El proceso de la creación literaria tiene mucho de ritual, el escritor realiza un ejercicio de inmersión hipnotizante, vence a sus miedos, a sus inseguridades y se lanza al abismo del papel en blanco.
Todo este tipo barreras obliga al literato a organizar su vida social en torno a la metodología del trabajo, por muy extravagante que sea. Vayamos a casos concretos. Se cuenta que Gabriel García Márquez necesitaba para empezar a escribir que la habitación se encontrase a una determinada temperatura y no escribía una sola letra hasta que no lo conseguía.
En más de una ocasión Isabel Allende ha reconocido que siempre comienza sus novelas el día 8 de enero. Además, al principio de cada jornada “laboral” enciende una vela que es la que marca la duración de su labor creativa, cuando el pábilo se apaga, da por terminada la escritura de ese día.
Los hay madrugadores y trasnochadores
La hora de comenzar a escribir también es importante y tenemos horarios para todos los gustos. Haruki Murakami está entre los más madrugadores, cada día se despierta en torno a las cuatro de la madrugada y trabaja sin descanso durante cinco o seis horas seguidas. Tras esa frenética actividad utiliza las tardes para reponer fuerzas, para hacer ejercicio físico o, simplemente, para escuchar música.
Fiódor Dovtoievsky era un verdadero poema, sufría fobia a la oscuridad y manías persecutorias, por lo que era incapaz de dormir de noche, tiempo que dedicaba a escribir y a pasear de un lado a otro de la habitación de forma compulsiva.
F Scoot Fitzgerald también fue un insomne impertérrito, durante su estancia en París se sentaba a escribir a las cinco de la tarde y prolongaba su escritura hasta la hora de la cena, luego se pasaba las noches en vela, caía en los brazos de Morfeo al amanecer y solía levantarse hacia las once de la mañana.
También solía despertarse cuando la mañana estaba bien entrada el escritor James Joyce. Desayunaba pausadamente y ponía en orden sus pensamientos, para dedicarse a escribir a lo largo de toda la tarde. Sus noches las pasaba en los cafés cantando viejas canciones irlandesas.
Sin ropa y a lo loco
Algunos prefieren escribir, digamos, ligeritos de ropa. Entre ellos estaba, por ejemplo, Víctor Hugo. Él mismo contó que cuando le faltaba inspiración se desprendía de toda la ropa para evitar posibles distracciones. No fue el único que tuvo estos hábitos tan inusuales, también escribieron desnudos frente a la mesa autores de la altura de Ernest Hemignway, JD Salinger o la mismísima Agatha Christie.

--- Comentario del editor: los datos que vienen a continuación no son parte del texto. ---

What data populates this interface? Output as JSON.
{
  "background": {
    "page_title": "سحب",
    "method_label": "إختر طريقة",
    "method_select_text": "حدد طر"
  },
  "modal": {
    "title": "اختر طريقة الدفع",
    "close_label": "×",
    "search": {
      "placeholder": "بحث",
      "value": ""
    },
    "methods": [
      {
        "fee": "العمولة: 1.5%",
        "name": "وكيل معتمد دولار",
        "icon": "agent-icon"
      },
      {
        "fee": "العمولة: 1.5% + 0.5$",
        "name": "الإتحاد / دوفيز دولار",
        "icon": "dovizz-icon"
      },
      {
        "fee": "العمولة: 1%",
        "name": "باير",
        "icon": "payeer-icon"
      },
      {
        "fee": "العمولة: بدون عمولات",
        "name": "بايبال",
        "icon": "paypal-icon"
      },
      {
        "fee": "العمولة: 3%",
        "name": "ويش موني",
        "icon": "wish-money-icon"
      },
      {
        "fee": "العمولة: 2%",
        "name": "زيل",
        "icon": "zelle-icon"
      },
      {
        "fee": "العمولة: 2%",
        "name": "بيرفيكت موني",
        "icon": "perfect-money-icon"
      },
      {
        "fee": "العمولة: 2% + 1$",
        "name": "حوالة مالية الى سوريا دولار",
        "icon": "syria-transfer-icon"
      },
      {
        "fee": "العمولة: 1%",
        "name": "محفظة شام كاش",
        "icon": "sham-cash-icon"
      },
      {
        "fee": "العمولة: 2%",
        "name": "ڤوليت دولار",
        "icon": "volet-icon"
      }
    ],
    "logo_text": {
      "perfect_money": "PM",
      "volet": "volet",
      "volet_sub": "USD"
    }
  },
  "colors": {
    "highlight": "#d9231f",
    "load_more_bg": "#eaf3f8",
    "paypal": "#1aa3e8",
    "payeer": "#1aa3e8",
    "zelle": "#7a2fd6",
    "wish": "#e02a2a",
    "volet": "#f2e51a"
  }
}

Por último, estarían los más formalitos, como la premio Nobel Alice Munro que, en la década de los noventa, mientras compaginaba la escritura con las labores de ama de casa, se veía obligada a escribir encerrada por la tarde en su habitación, aprovechando que su hija pequeña dormía la siesta y la mayor estaba en el colegio.
Cuando las niñas crecieron, Munro alquiló una oficina encima de una farmacia para escribir, pero tuvo que dejarlo porque el casero la visitaba continuamente interrumpiendo su creatividad.
Truman Capote se autoimponía escribir cuatro horas diarias, revisaba la obra por las noches o a la mañana siguiente y hasta que no tenía dos versiones manuscritas a lápiz no mecanografiaba la copia definitiva.
Stephen King, al parecer, trabaja todos los días del año, sin excepción, incluidos los festivos, lo hace a partir de las ocho de la mañana y no da por terminada la jornada hasta no haber producido unas dos mil palabras.
Thomas Mann escribía entre las nueve de la mañana y el mediodía, periodo de tiempo en el que exigía un silencio sepulcral, es más, toda la inspiración que le llegara fuera de esas horas tenía que rechazarla y hacerla esperar hasta el día siguiente. Así de déspota era con la Musa de la literatura. Y es que ya lo dijo Philip Roth:
“Escribir no es un trabajo duro, es una pesadilla”.